'Troika' diz que programa de ajustamento português vai promover uma economia mais competitiva

'Troika' diz que programa de ajustamento português vai promover uma economia mais competitiva

 

Lusa/AO online   Economia   19 de Nov de 2012, 19:52

O programa de ajustamento em curso em Portugal visa aumentar a competitividade da economia, realçou a 'troika', no seu relatório da sexta missão de avaliação ao país, hoje divulgado.

 

"Promover uma economia mais competitiva continua a ser um imperativo", lê-se no documento conjunto da Comissão Europeia (CE), do Banco Central Europeu (BCE) e do Fundo Monetário Internacional (FMI), a designada 'troika'.

"A estratégia de privatizações está no bom caminho e as empresas do setor público no seu conjunto têm estado a alinhar os seus custos operacionais com as receitas, mas mais progresso é necessário em várias empresas no que respeita à redução dos défices e do peso da dívida", sublinhou.

Quanto aos contratos das parcerias público-privadas, a 'troika' salientou que prossegue a sua renegociação, ao passo que "a redução dos custos portuários assegurará um quadro mais competitivo neste setor das infraestruturas de transportes, que é fundamental para as exportações" portuguesas.

"Em complemento do reforço das políticas ativas do mercado de trabalho, as autoridades estão empenhadas em reduzir as indemnizações por despedimento a fim de promover a flexibilidade do mercado de trabalho e a criação de emprego", assinalaram as entidades no relatório.

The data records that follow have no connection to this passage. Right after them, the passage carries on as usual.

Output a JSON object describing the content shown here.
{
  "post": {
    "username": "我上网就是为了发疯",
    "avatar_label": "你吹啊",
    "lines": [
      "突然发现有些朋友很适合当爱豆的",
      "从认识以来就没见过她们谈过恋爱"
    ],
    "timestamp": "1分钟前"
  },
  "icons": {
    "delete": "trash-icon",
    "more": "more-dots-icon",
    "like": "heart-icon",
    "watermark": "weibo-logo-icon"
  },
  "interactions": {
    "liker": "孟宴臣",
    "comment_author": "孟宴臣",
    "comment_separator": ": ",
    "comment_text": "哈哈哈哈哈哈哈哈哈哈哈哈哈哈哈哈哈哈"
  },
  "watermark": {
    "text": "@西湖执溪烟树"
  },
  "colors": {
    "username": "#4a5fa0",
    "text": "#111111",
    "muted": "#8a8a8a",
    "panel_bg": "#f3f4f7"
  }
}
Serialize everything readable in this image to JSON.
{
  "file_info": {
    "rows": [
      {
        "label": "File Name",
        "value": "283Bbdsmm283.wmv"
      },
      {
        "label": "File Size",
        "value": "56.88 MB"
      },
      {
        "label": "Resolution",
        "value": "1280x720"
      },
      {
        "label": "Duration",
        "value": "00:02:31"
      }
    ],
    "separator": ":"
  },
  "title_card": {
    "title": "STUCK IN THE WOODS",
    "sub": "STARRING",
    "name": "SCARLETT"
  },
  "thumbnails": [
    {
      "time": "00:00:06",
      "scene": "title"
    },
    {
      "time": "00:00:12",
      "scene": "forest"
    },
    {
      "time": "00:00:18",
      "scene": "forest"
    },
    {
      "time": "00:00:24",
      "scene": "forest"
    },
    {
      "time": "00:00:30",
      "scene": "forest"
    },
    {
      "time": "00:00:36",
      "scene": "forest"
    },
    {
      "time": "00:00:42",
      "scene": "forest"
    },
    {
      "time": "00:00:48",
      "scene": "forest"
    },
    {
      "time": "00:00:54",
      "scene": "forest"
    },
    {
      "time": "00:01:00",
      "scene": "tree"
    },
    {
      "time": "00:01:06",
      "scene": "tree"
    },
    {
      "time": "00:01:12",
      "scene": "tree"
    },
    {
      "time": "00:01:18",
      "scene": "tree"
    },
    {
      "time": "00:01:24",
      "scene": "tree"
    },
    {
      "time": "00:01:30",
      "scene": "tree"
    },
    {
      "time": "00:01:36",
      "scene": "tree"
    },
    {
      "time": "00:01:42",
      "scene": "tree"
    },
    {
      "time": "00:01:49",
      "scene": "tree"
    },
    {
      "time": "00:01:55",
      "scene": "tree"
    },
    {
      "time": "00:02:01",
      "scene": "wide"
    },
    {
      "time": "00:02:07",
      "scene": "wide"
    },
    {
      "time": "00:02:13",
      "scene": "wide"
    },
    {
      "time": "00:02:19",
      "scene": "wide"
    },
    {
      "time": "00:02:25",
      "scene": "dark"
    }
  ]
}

Paralelamente, "foi lançada uma abrangente reforma do imposto sobre o rendimento das pessoas coletivas a fim de promover o investimento e a competitividade, sem prejuízo da compatibilidade com as regras da UE [União Europeia] nesta matéria", frisa a 'troika'.

Por outro lado, as austoridades internacionais dizem que "estão a ser finalizadas as reformas judiciais no domínio do processo civil e da gestão dos tribunais, que visam encurtar os atrasos dos processos judiciais".

Em jeito de conclusão, a 'troika' assinalou que "em termos globais, a avaliação confirma que estão a ser feitos sólidos progressos" e que "a existência de um amplo consenso político e social continua a ser um elemento importante para o êxito do programa".

E realçou: "Na sequência da bem-sucedida oferta de troca de Obrigações do Tesouro, as autoridades intensificaram os trabalhos de preparação do regresso ao financiamento de mercado em 2013. Na condição de as autoridades prosseguirem uma rigorosa implementação do programa, os Estados Membros da zona euro declararam-se dispostos a apoiar Portugal até o país recuperar o pleno acesso ao mercado".

Tal como sublinha a 'troika', "o programa do Governo é apoiado por empréstimos da União Europeia, no montante de 52 mil milhões de euros, e do FMI, ao abrigo do Mecanismo Alargado de Financiamento, no montante de 26 mil milhões de euros".

A aprovação das conclusões da presente avaliação permitirá o desembolso da tranche de 2,5 mil milhões de euros (1,6 mil milhões da UE e 0,9 mil milhões do FMI).

"Estes desembolsos poderão ter lugar em janeiro de 2013, dependendo da aprovação do Conselho de Administração do FMI, do ECOFIN e do Eurogrupo. A missão conjunta para a próxima avaliação do programa está prevista para fevereiro de 2013", concluiu o relatório.